If you’ve never heard of NEXUS, you should read more about it on the CBSA website here.
Considering all the benefits which membership in NEXUS provides, it is understandable why people whose NEXUS membership applications are rejected often seek recourse, as do people who lose their NEXUS.
First Level Recourse Statistics
In 2011-12 (excluding Q4), there were 614 First Level Recourse appeals of NEXUS membership rejections. The cases were broken down as follows:
- Customs – 253
- Criminal – 158
- Immigration – 85
- Program Violations – 27
- Other – 91
Of the 614 cases, 118 were overturned. This 19% success rate represented a slight decline from the 2011 success rate of 22%.

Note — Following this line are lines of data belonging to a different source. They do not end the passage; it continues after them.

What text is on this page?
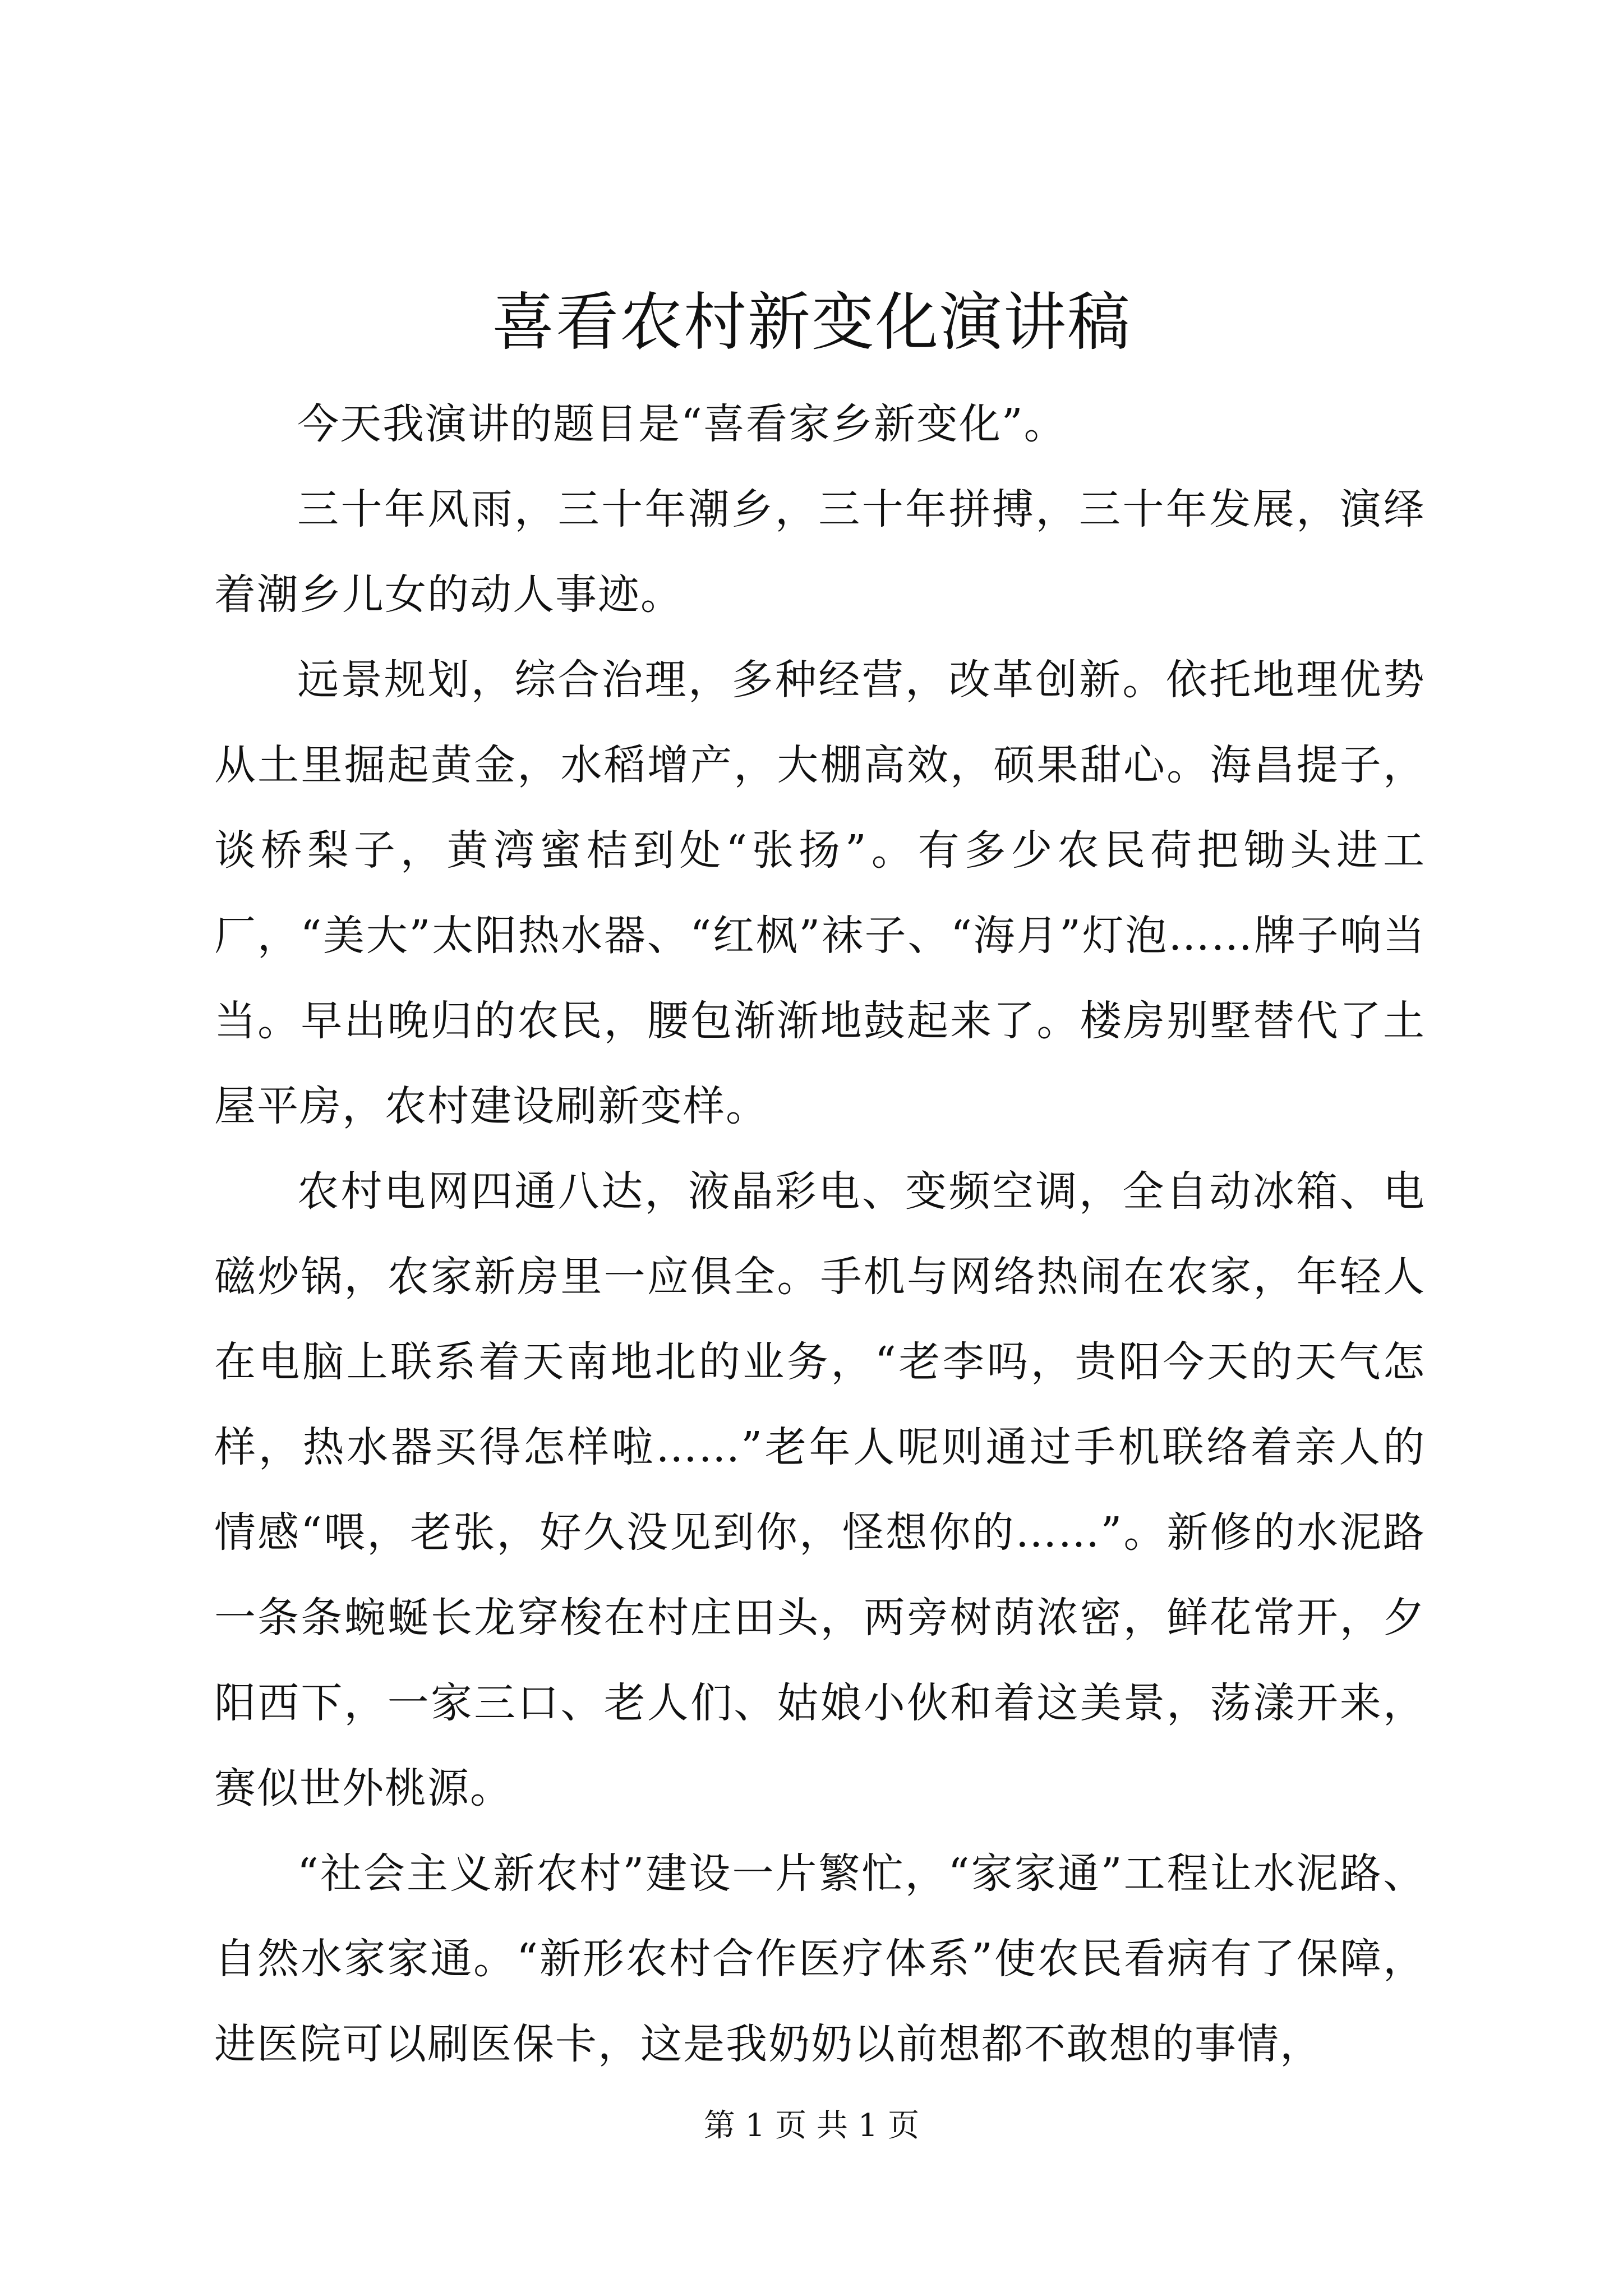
喜看农村新变化演讲稿

今天我演讲的题目是“喜看家乡新变化”。

三十年风雨，三十年潮乡，三十年拼搏，三十年发展，演绎着潮乡儿女的动人事迹。

远景规划，综合治理，多种经营，改革创新。依托地理优势从土里掘起黄金，水稻增产，大棚高效，硕果甜心。海昌提子，谈桥梨子，黄湾蜜桔到处“张扬”。有多少农民荷把锄头进工厂，“美大”太阳热水器、“红枫”袜子、“海月”灯泡……牌子响当当。早出晚归的农民，腰包渐渐地鼓起来了。楼房别墅替代了土屋平房，农村建设刷新变样。

农村电网四通八达，液晶彩电、变频空调，全自动冰箱、电磁炒锅，农家新房里一应俱全。手机与网络热闹在农家，年轻人在电脑上联系着天南地北的业务，“老李吗，贵阳今天的天气怎样，热水器买得怎样啦……”老年人呢则通过手机联络着亲人的情感“喂，老张，好久没见到你，怪想你的……”。新修的水泥路一条条蜿蜒长龙穿梭在村庄田头，两旁树荫浓密，鲜花常开，夕阳西下，一家三口、老人们、姑娘小伙和着这美景，荡漾开来，赛似世外桃源。

“社会主义新农村”建设一片繁忙，“家家通”工程让水泥路、自然水家家通。“新形农村合作医疗体系”使农民看病有了保障，进医院可以刷医保卡，这是我奶奶以前想都不敢想的事情，

第 1 页 共 1 页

Second Level Recourse Statistics
In 2011-12 (excluding Q4), there were 44 Second Level Recourse appeals of NEXUS membership rejections. The cases were broken down as follows:
- Customs – 17
- Criminal – 11
- Immigration – 6
- Program Violations – 6
- Other – 4
Of the 44 cases, 14 were overturned. This 31% success rate represented a slight decline from the 2011 success rate of 38%.
Why Are Overturns Successful?
There are several reasons why an initial decision by an officer to either reject an applicant’s membership in NEXUS or an officer’s decision to revoke an individual’s NEXUS card might be overturned. These include:
- Further analysis determining that there was no immigration violation. For example, under the NEXUS Strict Standard Policy, immigration violations must be recorded in the FOSS database for an individual to be denied membership in NEXUS;
- Seizure appealed successfully, therefore no customs violation (for this reason NEXUS appeals often occur concurrently with Customs Act violation appeals);
- Member inadvertently used NEXUS lane with a non-member passenger (this is very fact-driven”);
- Offence did not equate to a criminal conviction. For example, under the NEXUS Strict Standard Policy, a crime which is ten-years old prosecuted summarily does not necessarily result in a NEXUS violation;
- Client/member was acquitted of crime; and
- Applicant was listed as an associate on seizure, not principal.
In one of my successful cases, an individual was denied membership in NEXUS because an officer (reasonably) determined based on incomplete information in the National Crime Information Center that my client had been convicted of an offence when in fact he had been dismissed. We were able to locate the necessary documents to have the refusal overturned.
In reflecting on that case, I should note that the CBSA officers who work in the NEXUS unit are incredibly helpful. I have spoken with Security Officers on numerous occasions, and they are always proactive and informative.